Amante de Blake, siempre pensé que era inútil tratar de escribir como él: resultaba simple y sencillamente imposible continuar el modo blakeano que el bardo inglés había creado. Su estilo resulta tan sui generis, tan semejante a casi nada, que a lo más a lo que podría aspirarse era a copiarlo. Paradójicamente, sin embargo, no habría nada más antiblakeano que eso, pues el londinense repudiaba la imitación. No la copia exacta —escribía en sus apuntes personales—, sino la inspiración. En la novela, Elías decidió “dibujar sus propias visiones —era el único camino: copiar, imitar, calcular era quedarse de este lado de la realidad—”.

Uno de los méritos de Adriana Díaz Enciso es que logra hacer honor a Blake sin caer en la imitación burda. Recálquese la obviedad de que la autora produjo una novela, un género nunca cultivado por Blake. Ella se atrevió a desarrollar —aún más: a desplegar— su imaginación en apego a la estética de la cosmovisión blakeana: desbordante, apabullante, confusa, aparentemente inconexa, mas con una lógica interna que no resulta del todo obvia. Y no podría serlo. Blake señalaba que no le interesaban las cosas fáciles que resultaran evidentes a los idiotas. La lectura es un acto creativo; exige acción. Ciudad doliente de Dios sin duda demanda del lector un acto supremo de abandono, de dejarse ir, pero al mismo tiempo de —más que leer entre líneas— mirar más allá de la página.
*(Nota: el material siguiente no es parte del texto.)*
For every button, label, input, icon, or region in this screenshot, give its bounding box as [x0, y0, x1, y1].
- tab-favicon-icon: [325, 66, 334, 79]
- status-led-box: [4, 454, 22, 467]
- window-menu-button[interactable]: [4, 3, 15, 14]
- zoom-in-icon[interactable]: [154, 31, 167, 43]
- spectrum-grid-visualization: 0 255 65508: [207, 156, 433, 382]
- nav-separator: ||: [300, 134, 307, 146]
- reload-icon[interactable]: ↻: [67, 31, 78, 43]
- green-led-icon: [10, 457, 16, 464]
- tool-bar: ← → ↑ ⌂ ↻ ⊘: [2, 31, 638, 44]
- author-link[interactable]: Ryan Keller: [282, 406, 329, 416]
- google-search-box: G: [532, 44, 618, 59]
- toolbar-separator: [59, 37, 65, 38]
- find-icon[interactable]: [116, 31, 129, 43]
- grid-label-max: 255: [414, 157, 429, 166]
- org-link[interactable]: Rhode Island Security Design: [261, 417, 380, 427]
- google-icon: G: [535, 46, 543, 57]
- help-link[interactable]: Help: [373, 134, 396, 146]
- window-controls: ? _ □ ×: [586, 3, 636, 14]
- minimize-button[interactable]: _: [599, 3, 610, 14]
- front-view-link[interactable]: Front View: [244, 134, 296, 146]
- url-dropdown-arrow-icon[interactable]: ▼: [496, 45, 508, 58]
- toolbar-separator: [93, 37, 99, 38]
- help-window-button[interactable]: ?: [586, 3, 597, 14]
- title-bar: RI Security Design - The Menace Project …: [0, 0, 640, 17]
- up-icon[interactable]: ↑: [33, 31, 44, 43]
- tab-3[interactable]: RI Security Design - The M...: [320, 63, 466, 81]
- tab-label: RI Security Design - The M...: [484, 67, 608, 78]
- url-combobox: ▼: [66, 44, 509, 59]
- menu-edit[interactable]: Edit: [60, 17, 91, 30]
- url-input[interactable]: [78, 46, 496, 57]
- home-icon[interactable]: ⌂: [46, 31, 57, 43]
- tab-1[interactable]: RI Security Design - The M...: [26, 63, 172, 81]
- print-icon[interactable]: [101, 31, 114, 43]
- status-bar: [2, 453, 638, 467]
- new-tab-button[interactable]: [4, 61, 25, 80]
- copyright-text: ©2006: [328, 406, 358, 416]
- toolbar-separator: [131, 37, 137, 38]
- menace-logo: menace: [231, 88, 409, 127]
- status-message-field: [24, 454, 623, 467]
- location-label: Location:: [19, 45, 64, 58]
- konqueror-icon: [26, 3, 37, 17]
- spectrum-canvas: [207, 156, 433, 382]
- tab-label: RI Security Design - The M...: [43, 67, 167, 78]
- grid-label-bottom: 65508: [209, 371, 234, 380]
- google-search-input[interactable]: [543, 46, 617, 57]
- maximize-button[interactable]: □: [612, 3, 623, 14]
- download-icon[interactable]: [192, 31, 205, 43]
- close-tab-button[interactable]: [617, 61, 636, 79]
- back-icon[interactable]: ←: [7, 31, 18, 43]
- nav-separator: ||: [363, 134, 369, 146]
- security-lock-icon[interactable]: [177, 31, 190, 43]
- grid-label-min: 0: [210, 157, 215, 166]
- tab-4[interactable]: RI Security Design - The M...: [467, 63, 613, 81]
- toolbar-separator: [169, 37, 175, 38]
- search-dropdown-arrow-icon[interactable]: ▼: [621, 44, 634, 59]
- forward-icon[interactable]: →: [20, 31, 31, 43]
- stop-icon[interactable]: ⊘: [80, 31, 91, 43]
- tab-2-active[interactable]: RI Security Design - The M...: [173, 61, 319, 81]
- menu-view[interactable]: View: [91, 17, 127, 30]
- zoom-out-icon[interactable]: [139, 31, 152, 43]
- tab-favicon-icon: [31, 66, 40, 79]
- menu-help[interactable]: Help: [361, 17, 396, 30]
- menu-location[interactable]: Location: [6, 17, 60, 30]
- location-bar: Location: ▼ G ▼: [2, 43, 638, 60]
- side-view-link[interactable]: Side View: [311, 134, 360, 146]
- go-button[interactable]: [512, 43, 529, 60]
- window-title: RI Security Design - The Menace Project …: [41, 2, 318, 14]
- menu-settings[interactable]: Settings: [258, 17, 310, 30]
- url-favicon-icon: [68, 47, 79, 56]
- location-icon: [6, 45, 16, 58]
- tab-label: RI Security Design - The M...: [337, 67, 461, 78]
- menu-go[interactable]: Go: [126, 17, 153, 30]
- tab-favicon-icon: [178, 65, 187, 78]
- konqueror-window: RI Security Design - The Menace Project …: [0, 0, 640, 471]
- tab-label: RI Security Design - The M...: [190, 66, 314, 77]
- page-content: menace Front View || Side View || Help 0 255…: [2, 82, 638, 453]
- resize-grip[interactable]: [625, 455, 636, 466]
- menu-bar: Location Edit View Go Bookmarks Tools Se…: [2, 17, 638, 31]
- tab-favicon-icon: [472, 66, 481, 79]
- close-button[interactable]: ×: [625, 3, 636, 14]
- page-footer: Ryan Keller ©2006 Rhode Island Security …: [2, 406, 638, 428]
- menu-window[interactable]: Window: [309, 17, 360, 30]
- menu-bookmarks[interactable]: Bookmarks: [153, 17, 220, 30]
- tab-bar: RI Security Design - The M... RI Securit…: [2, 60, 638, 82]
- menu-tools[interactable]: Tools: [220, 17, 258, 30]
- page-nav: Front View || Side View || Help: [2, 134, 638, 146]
Interminables jardines que, imposibles, caben en el sótano de una casucha en el centro histórico de la ciudad, personalidades múltiples que anidan en una “persona” (como se funden Milton, Los y Blake en el poema épico Milton), sueños y visiones que transportan desde el desierto arábigo a la selva chiapaneca… La novela invita a aquilatar la vastedad del universo y, al mismo tiempo, la hondura de las cosas pequeñas donde, paradójicamente, cabe también el universo mismo.◊

 


* ADRIÁN MUÑOZ

Es profesor-investigador en el Centro de Estudios de Asia y África de El Colegio de México.